In all of this there have been many opinions that have been voiced by people across various spectra. Predictably, those in the right have slammed her while some have even said that Rijiju’s statement is sexist; that he made the statement because Kaur is a woman and such questions arise out of ingrained misogyny that propagates the idea that a woman is incapable of independent thought. I would like to address this quickly before moving on to a larger issue.

I personally disagree that the minister made that remark because Kaur is a woman. Considering his recent form over the past year from saying that people in the country have developed a habit of questioning everything (as if that’s somehow wrong) to his recent conversion comments, it was only expected that he would say what he did. In fact, I would have been surprised if he hadn’t made such a statement. I personally believe that he would have made a sweeping statement like that even if it was a man who had said it.

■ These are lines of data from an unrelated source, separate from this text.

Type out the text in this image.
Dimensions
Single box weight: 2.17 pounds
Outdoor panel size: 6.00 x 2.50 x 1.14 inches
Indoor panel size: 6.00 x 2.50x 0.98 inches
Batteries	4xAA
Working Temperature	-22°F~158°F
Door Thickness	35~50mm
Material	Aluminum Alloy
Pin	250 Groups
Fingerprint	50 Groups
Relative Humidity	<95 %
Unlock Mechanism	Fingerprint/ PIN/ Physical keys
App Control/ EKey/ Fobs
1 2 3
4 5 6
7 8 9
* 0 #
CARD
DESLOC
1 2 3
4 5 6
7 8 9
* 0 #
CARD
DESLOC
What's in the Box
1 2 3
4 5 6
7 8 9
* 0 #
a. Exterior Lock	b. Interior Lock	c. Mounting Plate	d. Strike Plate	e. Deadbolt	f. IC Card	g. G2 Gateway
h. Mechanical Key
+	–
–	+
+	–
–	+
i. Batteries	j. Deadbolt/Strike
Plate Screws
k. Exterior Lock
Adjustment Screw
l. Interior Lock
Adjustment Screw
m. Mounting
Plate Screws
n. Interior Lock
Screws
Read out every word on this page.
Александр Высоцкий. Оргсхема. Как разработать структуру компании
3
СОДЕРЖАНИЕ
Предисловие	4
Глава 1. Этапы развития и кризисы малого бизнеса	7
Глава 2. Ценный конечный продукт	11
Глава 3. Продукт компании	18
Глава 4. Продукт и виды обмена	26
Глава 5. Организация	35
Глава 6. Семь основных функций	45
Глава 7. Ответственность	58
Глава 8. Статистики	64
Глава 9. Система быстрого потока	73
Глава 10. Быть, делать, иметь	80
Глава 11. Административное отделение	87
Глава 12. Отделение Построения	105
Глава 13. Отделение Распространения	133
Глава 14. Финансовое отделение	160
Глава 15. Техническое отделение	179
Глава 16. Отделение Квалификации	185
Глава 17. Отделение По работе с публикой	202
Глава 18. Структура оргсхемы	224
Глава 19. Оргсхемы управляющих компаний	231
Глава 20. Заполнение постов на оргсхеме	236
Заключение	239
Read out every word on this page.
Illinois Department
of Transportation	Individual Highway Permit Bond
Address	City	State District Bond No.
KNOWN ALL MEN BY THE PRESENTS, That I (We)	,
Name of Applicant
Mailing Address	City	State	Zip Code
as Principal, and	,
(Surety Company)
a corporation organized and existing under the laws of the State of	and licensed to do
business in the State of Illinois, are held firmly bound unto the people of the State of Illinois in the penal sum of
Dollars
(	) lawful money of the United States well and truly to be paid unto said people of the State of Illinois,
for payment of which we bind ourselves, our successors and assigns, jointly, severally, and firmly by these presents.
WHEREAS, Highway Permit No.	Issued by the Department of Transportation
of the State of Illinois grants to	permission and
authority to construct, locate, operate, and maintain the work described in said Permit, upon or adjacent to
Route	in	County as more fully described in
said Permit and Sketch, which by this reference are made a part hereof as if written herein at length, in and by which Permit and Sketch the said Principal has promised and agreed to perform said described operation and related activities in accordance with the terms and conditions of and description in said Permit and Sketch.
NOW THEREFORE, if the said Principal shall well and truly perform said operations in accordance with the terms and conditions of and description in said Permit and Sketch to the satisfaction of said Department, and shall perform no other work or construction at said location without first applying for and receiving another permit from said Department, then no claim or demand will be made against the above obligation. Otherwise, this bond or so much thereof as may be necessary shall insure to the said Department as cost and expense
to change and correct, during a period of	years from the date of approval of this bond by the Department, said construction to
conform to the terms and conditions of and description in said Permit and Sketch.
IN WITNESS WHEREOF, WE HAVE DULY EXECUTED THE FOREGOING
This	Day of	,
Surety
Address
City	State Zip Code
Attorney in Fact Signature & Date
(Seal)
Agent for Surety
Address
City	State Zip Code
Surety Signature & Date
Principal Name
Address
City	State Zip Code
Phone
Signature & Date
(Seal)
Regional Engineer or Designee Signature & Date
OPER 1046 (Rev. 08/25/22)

Now, moving on to the subject of how people have reacted to that placard. The entire issue exists because people are shaped by their experiences, what they consume from the media and often by jumping into conclusions without seeing the bigger picture.

Amongst the many who have slammed her, there may be some who are themselves relatives of war veterans and martyrs and therefore feel a sense of betrayal when they see someone, who in any other circumstance would have been considered one of their own, disregarding the memory of the slain.

To those people, I respect and empathise with your loss but must admit that I will never truly understand the loss you have suffered. It is in the same manner that I will not understand how Kaur can take the stand she has. I suppose different people react differently to the same situation. But it isn’t as if she did not harbour hate too.

If one watches the video in its entirety, you will see that she admits that as a child she hated Muslims because she thought all Muslims were Pakistanis- the subject of her hate- and who she blamed for her father’s death. She also once tried to stab a burkha-clad woman when she was six years old “because for some strange reason” she thought the woman was responsible for her growing up without a father. It was at that moment when her mother explained to her that Pakistan did not kill her father, war did.

Any sensible person with an iota of common sense who can think logically should be able to deduce that her message here is to tell people to resist war instead of going to war. For millions of Indians,  Pakistan may be the enemy but why is that? Is it not because we see them as such and they see us as enemies too? Will the world be a worse or a better place if relations between the two countries improved?

I ask these questions not disregarding the realpolitik of our current world but from Kaur’s perspective as someone who has suffered the loss of a parent and realises that soldiers across the globe follow orders given by people living miles away from the real danger of bullets and those who are more concerned with ballots.

Unfortunately, so many of us are unable to see beyond the immediate and the now. We see one image, fixate upon it and form our opinions from it. Voicing a world-view is not wrong; threatening rape is.

To all those criticising her and questioning her patriotism, I ask, what is so wrong with wanting peace? Is it so wrong to want better relations with our neighbours and expect the same from everyone? Wouldn’t the world actually be a better place if we lived in a world without wars? Is it a fallacy to believe in such an ideal world? Perhaps, so. But just because we do not live in an ideal world does not mean we should not strive towards one.

Then again, my idea of an ideal world will differ from yours. At least let’s talk about it.

PS: As for Virender Sehwag and actor Randeep Hooda’s comments- their juvenile behaviour is not even worth talking about.